El juego de Ender. Mentes nuevas para una nueva realidad.
En 1985, el escritor norteamericano Orson Scott Card publicó una novela de ciencia ficción, El juego de Ender, que acabó convirtiéndose en un inesperado best seller, no sólo en el mundillo del género, sino también entre toda clase de lectores. A raíz de ese éxito, su autor escribió otras tres novelas basadas en el personaje, componiendo una tetralogía a la que luego añadió otros siete títulos ambientados en el mismo universo.


Con el tiempo, los fans de la saga fueron creciendo en número, hasta llamar la atención de un Hollywood necesitado de ideas. Gavin Hood, el discreto realizador de X-Men Origins: Wolverine, ha sido el encargado de llevar El juego de Ender a la gran pantalla.
No he leído la novela, pero parece ser que el film es bastante fiel a su argumento. Nos encontramos en 2070; no hace mucho, la Tierra sufrió un intento de invasión por parte de una raza alienígena, los insectores, que logró ser rechazado en el último momento.

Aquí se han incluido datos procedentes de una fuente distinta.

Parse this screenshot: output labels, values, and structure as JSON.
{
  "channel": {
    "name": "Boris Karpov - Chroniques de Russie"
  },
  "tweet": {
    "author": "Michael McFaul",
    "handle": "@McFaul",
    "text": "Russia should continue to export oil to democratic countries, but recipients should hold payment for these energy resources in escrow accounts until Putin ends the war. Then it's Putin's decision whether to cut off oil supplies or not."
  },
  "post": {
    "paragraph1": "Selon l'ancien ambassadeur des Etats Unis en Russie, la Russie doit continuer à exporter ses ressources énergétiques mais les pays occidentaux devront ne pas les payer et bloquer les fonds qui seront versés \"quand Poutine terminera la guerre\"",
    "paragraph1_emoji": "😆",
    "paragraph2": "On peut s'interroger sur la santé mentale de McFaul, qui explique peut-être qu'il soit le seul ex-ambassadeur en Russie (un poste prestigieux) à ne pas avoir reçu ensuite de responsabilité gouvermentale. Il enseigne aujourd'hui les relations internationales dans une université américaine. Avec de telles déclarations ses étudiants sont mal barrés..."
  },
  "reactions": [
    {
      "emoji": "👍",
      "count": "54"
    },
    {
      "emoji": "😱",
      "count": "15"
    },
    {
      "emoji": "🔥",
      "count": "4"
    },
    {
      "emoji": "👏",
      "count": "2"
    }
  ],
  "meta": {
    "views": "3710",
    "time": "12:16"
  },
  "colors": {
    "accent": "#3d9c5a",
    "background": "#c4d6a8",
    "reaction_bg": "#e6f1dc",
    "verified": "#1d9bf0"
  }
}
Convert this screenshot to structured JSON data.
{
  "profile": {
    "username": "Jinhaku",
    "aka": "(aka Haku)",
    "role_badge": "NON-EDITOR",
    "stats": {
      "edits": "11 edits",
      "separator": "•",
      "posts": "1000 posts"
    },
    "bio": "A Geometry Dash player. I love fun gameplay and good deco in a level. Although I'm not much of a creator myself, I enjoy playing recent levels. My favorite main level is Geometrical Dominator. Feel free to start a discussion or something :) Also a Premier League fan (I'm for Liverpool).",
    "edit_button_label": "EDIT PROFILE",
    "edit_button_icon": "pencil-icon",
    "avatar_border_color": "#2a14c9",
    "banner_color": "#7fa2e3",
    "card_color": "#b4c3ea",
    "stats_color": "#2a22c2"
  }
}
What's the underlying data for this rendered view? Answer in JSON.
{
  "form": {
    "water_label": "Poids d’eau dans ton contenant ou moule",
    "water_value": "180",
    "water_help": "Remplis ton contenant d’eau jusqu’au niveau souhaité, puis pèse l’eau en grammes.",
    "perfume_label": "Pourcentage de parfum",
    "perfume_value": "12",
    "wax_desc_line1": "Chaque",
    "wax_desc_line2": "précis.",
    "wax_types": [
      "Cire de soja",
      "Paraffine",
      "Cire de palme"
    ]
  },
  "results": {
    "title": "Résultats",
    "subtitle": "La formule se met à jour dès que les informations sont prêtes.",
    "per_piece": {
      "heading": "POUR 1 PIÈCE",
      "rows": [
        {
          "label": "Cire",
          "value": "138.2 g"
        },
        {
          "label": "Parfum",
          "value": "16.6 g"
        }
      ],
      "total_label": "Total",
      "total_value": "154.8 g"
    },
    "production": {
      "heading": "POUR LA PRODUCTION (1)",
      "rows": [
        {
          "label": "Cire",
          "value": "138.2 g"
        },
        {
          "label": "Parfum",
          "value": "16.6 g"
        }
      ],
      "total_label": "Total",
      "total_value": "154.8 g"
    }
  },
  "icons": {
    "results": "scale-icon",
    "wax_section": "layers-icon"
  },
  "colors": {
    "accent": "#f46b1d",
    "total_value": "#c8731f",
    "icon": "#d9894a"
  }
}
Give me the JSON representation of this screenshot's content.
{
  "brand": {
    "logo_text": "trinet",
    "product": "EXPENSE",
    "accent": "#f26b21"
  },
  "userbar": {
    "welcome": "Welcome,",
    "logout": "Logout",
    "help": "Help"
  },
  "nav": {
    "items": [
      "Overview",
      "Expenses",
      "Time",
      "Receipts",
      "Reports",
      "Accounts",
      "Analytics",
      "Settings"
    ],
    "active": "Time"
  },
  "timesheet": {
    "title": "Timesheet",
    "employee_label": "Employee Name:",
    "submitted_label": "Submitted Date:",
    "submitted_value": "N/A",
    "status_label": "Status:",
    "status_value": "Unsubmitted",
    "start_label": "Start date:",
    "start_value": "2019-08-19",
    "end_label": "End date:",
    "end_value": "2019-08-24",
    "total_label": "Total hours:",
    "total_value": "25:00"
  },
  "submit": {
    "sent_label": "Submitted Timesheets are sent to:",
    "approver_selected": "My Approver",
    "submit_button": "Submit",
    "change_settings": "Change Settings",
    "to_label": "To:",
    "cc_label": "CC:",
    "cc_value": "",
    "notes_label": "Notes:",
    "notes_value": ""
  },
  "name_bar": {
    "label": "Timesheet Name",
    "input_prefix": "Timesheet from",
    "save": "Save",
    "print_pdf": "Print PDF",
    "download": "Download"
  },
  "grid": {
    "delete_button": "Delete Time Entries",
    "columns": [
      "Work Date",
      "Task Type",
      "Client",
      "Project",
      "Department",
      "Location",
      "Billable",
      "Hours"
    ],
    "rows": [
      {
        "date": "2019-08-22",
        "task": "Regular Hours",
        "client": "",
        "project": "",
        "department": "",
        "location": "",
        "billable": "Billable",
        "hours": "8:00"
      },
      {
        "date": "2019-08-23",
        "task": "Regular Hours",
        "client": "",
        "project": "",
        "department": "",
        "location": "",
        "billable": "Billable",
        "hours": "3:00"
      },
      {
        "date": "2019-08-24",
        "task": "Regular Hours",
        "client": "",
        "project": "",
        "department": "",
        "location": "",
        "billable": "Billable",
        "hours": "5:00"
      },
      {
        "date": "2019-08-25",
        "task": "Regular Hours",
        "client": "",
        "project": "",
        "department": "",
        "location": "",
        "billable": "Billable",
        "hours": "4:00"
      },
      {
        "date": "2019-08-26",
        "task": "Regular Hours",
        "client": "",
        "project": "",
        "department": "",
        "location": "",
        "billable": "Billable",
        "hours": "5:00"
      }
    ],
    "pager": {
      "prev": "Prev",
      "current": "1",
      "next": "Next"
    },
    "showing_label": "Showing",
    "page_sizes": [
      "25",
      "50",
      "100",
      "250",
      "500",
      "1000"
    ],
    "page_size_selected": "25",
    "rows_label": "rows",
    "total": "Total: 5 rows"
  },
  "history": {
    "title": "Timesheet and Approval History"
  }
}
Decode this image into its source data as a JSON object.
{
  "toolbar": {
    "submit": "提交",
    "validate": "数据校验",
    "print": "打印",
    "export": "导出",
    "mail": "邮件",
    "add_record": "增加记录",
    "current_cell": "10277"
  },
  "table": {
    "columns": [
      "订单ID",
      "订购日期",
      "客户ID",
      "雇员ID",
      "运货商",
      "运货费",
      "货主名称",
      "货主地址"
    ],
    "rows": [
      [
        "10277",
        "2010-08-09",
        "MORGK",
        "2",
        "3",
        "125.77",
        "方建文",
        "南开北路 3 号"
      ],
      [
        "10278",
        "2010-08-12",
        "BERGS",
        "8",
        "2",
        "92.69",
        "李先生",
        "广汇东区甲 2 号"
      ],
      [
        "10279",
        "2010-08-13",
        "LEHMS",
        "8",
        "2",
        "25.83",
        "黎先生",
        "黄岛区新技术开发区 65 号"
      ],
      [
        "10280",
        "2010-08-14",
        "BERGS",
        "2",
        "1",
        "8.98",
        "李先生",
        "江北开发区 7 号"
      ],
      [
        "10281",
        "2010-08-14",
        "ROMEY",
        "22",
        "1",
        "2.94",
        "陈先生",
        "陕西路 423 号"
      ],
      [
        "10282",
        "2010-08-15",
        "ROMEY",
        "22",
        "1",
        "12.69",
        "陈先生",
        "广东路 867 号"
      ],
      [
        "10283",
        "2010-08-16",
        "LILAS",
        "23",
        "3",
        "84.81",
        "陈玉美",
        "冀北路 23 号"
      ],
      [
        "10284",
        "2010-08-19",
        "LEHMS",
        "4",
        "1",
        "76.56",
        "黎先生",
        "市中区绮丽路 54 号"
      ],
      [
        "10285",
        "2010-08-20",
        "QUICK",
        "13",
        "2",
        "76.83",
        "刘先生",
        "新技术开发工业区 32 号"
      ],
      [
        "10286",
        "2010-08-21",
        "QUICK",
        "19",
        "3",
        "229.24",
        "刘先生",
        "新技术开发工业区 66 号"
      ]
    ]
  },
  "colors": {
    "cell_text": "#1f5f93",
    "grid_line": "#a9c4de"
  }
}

Sin embargo, la humanidad teme un nuevo ataque, así que prepara una gran flota espacial bélica. Pero hay dos problemas: nadie entiende la forma de pensar de los insectores, y nadie ha librado jamás una batalla en el espacio. Para solucionarlos, el ejército se dedica a adiestrar a niños superdotados con el objetivo de que uno de ellos se convierta en el comandante en jefe de la flota terrestre.
Ese niño será Andrew Ender Wiggin, un genio de once años, y la película narra la fase final de su entrenamiento y la batalla definitiva contra los insectores. Pero nada es lo que parece, pues Ender ha sido en todo momento manipulado y engañado por los militares.
La película es distraída, aunque también un tanto desangelada por la mediocre dirección de Gavin Hood, que no logra sacar todo el partido posible al interesante material que maneja. Los efectos especiales y el diseño de producción son correctos, al igual que la interpretación de sus dos secundarios de lujo, Harrison Ford y Ben Kingsley. Pero lo más destacable es el trabajo del jovencísimo Asa Butterfield en el papel de Ender, que consigue hacer creíble a su personaje gracias a la mirada más adulta que he visto en un niño. Él es el alma del film y su mayor acierto.
No obstante, El juego de Ender propone algunas ideas interesantes que van más allá del mero espectáculo. En concreto, la necesidad de emplear mentes jóvenes para impulsar la innovación y adaptarse a contextos nuevos, y la manipulación de esas mentes por parte de los representantes del “antiguo orden” que aún conservan el poder.
Y, en cierto modo, ésa es la actual situación de la publicidad. El modelo tradicional de agencia ya está superado, y no sólo por el desarrollo tecnológico y la digitalización, sino también por el profundo cambio en las necesidades de los clientes. Lo que a menudo implica cumplir con múltiples, variados y a menudo cambiantes objetivos, que requieren innovación en la estrategia,  en la idea, en su ejecución y por supuesto en su difusión. Estrategias e ideas que, como en el caso de Ender, han dejado de ser bidimensionales y deben adaptarse a un universo tridimensional con múltiples puntos de contacto que se activan en todos los sentidos.
Para afrontar esa nueva realidad, las agencias reclutan talento joven digital adaptado a ese entorno desde la infancia, pero lo integran en una estructura de agencia tradicional con la pirámide jerárquica de siempre, la cúspide ocupada por los representantes del “antiguo orden” y la rigidez de una estructura que ya no funciona.
Las agencias que premian la innovación son las que favorecen la verdadera integración del talento, y no sólo de las ideas, en estructuras horizontales colaborativas. Estructuras en las que la información fluye democráticamente, en las que sólo se comete un error cuando no se aprende nada de él, en las que se favorece la discrepancia y la fusión de  lo nuevo con lo tradicional. Esta es la nueva realidad a la que nos enfrentamos, ¿hay un reto mejor para una mente nueva?